Answer 8 · 2018-08-17T21:57:31.000Z

@mikebaldry if you could provide more debugging info similar to the above it would be most helpful. If you're seeing this frequently and can afford the extra logging data, you might consider increasing the logging level for rack-timeout.

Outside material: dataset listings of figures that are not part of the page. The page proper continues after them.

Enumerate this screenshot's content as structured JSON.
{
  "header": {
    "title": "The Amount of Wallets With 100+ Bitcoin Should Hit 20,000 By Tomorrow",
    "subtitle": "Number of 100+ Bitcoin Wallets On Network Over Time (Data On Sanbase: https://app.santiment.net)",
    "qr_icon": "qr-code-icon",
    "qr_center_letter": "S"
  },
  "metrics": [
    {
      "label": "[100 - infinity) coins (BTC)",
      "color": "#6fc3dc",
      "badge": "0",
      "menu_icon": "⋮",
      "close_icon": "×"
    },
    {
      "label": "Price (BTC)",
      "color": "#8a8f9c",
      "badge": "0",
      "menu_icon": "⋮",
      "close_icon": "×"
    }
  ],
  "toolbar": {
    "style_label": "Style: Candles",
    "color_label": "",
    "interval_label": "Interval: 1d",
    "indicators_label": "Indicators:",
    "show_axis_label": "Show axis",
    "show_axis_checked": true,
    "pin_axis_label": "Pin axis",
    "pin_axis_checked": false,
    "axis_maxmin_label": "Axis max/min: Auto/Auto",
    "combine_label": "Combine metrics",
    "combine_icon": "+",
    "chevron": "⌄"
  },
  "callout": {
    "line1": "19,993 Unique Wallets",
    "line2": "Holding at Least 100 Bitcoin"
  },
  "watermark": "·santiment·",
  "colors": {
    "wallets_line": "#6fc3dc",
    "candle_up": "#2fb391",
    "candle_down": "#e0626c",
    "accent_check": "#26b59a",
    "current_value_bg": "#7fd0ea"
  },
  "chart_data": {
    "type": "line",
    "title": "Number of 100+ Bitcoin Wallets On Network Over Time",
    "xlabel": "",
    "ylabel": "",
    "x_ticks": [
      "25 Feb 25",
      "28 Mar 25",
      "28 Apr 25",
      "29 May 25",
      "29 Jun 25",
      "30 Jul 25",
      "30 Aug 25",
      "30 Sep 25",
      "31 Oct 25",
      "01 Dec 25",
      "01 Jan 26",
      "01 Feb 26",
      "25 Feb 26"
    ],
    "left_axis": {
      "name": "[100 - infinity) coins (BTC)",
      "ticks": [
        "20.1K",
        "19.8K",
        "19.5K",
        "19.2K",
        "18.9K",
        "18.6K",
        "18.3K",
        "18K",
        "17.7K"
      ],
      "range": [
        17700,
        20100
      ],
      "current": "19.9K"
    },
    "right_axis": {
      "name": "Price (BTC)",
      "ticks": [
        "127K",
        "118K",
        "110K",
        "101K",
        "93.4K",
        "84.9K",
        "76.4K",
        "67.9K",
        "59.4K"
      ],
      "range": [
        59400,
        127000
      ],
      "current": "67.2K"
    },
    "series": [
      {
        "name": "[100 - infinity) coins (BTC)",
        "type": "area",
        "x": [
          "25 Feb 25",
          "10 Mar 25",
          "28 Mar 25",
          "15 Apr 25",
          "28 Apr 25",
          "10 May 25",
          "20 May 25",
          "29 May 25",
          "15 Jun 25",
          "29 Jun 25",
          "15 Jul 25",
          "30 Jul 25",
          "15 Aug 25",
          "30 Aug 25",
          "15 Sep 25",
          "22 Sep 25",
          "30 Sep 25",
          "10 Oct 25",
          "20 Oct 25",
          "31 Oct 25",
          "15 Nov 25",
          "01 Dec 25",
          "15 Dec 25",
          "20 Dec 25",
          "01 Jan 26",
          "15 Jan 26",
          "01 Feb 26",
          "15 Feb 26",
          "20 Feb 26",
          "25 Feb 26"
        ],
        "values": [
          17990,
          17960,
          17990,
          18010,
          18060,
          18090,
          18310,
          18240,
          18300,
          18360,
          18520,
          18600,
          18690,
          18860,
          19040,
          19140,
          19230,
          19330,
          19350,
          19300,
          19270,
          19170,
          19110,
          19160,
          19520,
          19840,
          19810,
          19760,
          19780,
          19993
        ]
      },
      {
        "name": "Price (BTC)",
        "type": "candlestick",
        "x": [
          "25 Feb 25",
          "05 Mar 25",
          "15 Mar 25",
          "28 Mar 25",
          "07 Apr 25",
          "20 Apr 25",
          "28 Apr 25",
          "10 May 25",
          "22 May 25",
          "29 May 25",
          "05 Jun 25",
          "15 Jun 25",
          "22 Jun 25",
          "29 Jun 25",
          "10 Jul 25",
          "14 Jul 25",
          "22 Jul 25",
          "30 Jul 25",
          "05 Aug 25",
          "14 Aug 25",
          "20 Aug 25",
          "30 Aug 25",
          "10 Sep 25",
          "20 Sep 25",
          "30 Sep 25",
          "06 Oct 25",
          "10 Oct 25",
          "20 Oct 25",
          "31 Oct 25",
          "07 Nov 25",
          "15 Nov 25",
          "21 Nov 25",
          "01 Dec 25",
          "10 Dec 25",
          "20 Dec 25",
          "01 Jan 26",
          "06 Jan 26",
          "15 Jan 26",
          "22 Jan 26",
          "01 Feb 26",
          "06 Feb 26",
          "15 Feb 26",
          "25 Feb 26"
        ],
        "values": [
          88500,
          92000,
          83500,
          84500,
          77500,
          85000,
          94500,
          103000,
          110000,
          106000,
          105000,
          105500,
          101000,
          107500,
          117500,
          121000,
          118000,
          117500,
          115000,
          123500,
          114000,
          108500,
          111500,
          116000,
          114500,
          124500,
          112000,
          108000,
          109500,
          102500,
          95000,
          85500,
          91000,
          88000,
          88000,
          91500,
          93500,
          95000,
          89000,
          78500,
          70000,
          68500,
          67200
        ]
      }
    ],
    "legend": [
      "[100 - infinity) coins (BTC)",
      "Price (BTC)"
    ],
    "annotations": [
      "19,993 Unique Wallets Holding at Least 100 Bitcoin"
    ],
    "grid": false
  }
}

Answer 9 · 2018-08-23T12:12:48.000Z

Sorry, I did not get any notifications from this issue! I just come back on the off chance it had been looked at and I hadn't been notified :)

use Rack::Cors
use Rack::Sendfile
use ActionDispatch::Static
use Rack::Lock
use Rack::Attack
use DisablePageCacheMiddleware
use TrackContentTypeMiddleware
use AcmeChallengeMiddleware
use ActiveMarketMiddleware
use RedirectMiddleware
use #<ActiveSupport::Cache::Strategy::LocalCache::Middleware:0x00007fe460f4f690>
use Rack::Runtime
use Rack::MethodOverride
use OutcomeLogger::Middleware
use ActionDispatch::RequestId
use RequestStore::Middleware
use Rack::Timeout
use Rails::Rack::Logger
use ActionDispatch::ShowExceptions
use ActionDispatch::DebugExceptions
use Rollbar::Middleware::Rails::RollbarMiddleware
use ActionDispatch::RemoteIp
use ActionDispatch::Callbacks
use ActiveRecord::ConnectionAdapters::ConnectionManagement
use ActiveRecord::QueryCache
use ActionDispatch::Cookies
use ActionDispatch::Session::ActiveRecordStore
use ActionDispatch::Flash
use ActionDispatch::ParamsParser
use Rack::Head
use Rack::ConditionalGet
use Rack::ETag
use Warden::Manager
use RequestIdMiddleware
use P3P::Middleware
use Rack::SslEnforcer
run Buyapowa::Application.routes

Ruby 2.5.1
Rails 4.2.10
Puma 3.12.0
Rack::Timeout 0.5.1

No puma config, just bundle exec puma -t 5:5 -p $PORT
No rack-timeout config, just pulled in by Gemfile

Many thanks

Answer 10 · 2018-08-23T22:53:03.000Z

I'm pretty stumped here. There's a fair bit of middleware here I'm unfamiliar with, so that could be a possible source of the issue, but by no means conclusive.

I'm assuming you're still seeing this issue -- can you tell me, how often does it occur? Do you also see "valid" normal timeouts as well as these erroneous ones?

Answer 11 · 2018-10-01T19:54:42.000Z

Pending further information, I don't suspect there's a bug in rack-timeout here.